Völkermord beginnt mit abschätzigen Kollektivbildern
Herr Kreis, was ist das Besondere am Genozid an den Armeniern?
Das Besondere besteht darin, dass es ein modernes Verbrechen war. Es wurde mit modernen Mitteln in einer breiteren Öffentlichkeit ausgeführt. Man deportierte die Armenier in Eisenbahnwagen zur Vernichtung und organisierte diese auch mithilfe des Telegrafen Besonders ist auch, dass es Überlebende gibt, die sich schon in der Zeit selber und auch noch nach hundert Jahren gegen das Vergessen wehren. Der Genozid an den Armeniern ist sozusagen ein Bindeglied zum Genozid an den Juden. Die Erinnerung an den Holocaust bezieht sich auf den Vorläuferfall der Armenier, auch wenn man in der Vernichtung der europäischen Juden einen historisch einmaligen Vorgang sieht.
Hatte die Vernichtung der Armenier religiöse Gründe?

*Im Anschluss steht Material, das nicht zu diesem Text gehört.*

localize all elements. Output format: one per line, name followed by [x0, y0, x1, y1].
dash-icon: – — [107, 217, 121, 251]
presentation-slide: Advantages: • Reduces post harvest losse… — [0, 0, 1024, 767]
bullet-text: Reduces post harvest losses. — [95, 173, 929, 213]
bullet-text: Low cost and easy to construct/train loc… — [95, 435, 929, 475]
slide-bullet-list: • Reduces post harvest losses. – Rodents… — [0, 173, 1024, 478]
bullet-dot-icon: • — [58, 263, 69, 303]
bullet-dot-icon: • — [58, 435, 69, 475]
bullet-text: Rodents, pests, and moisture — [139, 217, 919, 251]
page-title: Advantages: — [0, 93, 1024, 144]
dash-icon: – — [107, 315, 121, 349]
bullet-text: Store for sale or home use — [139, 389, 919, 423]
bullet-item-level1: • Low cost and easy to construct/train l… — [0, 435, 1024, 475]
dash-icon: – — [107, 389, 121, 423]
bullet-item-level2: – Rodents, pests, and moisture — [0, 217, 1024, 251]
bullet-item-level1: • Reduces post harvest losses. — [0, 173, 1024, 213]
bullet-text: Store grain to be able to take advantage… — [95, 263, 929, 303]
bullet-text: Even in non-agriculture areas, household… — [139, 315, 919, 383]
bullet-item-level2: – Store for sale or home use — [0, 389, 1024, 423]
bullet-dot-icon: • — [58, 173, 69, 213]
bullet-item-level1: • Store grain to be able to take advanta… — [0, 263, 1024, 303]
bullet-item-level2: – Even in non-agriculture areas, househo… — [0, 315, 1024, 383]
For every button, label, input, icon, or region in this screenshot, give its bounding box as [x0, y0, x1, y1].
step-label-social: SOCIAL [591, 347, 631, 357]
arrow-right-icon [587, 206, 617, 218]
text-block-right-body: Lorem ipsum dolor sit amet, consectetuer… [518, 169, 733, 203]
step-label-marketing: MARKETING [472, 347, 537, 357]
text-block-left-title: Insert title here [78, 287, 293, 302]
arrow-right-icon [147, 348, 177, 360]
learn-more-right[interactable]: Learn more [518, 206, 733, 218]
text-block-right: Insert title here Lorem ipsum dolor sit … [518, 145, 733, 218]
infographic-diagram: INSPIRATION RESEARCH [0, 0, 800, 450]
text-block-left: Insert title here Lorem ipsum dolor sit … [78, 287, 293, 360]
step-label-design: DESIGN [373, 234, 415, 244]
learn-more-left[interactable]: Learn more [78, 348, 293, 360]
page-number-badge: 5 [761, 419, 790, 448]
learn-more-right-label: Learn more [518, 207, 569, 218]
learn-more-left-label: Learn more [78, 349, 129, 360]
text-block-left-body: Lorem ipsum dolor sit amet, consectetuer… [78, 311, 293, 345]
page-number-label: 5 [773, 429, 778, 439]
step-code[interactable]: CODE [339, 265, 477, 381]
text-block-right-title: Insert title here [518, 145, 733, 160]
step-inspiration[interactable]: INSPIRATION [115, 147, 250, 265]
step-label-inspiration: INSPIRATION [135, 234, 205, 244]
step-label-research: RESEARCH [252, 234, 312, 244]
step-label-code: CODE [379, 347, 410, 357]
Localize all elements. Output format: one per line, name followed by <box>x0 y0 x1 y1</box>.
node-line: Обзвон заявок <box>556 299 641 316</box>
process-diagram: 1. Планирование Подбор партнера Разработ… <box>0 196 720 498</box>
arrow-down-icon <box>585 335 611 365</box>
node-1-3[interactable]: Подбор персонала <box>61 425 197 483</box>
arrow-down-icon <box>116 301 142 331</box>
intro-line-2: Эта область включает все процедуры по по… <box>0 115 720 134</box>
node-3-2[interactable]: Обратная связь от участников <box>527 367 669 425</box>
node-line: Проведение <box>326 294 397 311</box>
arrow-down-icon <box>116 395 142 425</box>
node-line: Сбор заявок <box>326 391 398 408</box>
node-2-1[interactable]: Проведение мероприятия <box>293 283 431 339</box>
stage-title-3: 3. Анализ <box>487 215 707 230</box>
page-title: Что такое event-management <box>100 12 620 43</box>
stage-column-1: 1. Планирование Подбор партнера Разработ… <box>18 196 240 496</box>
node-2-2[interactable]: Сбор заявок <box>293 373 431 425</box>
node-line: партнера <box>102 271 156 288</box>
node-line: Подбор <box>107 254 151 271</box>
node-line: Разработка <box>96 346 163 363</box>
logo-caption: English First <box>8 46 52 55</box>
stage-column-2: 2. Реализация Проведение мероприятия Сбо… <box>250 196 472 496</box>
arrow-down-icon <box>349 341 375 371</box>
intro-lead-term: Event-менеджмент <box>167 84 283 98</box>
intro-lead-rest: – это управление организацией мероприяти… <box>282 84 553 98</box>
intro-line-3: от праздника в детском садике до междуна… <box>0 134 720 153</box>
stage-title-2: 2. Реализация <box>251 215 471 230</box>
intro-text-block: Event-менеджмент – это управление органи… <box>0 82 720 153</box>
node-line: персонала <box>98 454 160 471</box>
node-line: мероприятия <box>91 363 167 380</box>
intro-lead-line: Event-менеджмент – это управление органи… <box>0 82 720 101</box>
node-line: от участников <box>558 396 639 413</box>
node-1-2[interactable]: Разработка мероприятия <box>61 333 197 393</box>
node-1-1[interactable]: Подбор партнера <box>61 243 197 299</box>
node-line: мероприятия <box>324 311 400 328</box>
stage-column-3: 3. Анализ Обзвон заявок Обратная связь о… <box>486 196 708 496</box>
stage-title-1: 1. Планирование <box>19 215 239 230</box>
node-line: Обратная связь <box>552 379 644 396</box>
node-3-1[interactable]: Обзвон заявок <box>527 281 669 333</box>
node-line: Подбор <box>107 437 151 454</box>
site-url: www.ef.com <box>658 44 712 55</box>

Die religiöse Dimension ist nur eine. Damals hatte die Abgrenzung über die Religion nicht den Stellenwert von heute. Der Genozid gilt einem ganzen Volk. Genos im Griechischen für «verwandte Gemeinschaft» meint nicht nur die Religion, die ja nicht rein volksgebunden ist. Es geht dabei um den Volksbegriff, wie man sich selber definiert. Es herrschte bei den Armeniern wie bei ihren Verfolgern eine ethnische Vorstellung von sich selber. Hinzu kam als entscheidender Punkt, dass das Osmanische Reich die Armenier als innere Feinde sah, denen man vorwarf, mit Russland zu kooperieren.
Welche Bedeutung kommt dem Genozid an den Armeniern in der modernen Geschichte zu?
Es ist ein wichtiger Referenzpunkt, an dem die Frage, was Genozid ist, verhandelt wird. Da geht es nicht nur um die Vorgänge an sich, sondern um politische Benutzung von Geschichte. So wollte Grossbritannien 1919 die osmanische Regierung für dieses Verbrechen zur Rechenschaft ziehen. Weil es aber weltpolitisch nicht mehr opportun erschien, liess man es bleiben. Atatürk, der Begründer der modernen Türkei, befürwortete anfänglich die Bestrafung. Doch auch er verlor aus politischen Gründen das Interesse daran.
Wie kann man Völkermorde verhindern?
Das mag eine wichtige Frage sein, wenn man an die Gefährdung ganzer menschlicher Kulturen denkt. Dieses Denken riskiert zu übersehen, dass auch Verbrechen in «kleinerer» Zahl Verbrechen sind. Es macht für die direkt Betroffenen nur bedingt einen Unterschied aus, wie viele Mitbetroffene es gibt. Aber um die Frage zu beantworten: Das Verhindern von Völkermorden beginnt mit dem Kampf gegen abschätzige Kollektivbilder.
Georg Kreis, emeritierter Professor für Neuere Allgemeine Geschichte und Geschichte der Schweiz, Universität Basel, war bis 2011 Leiter des Europa-Instituts und Präsident der Eidgenössischen Kommission gegen Rassismus.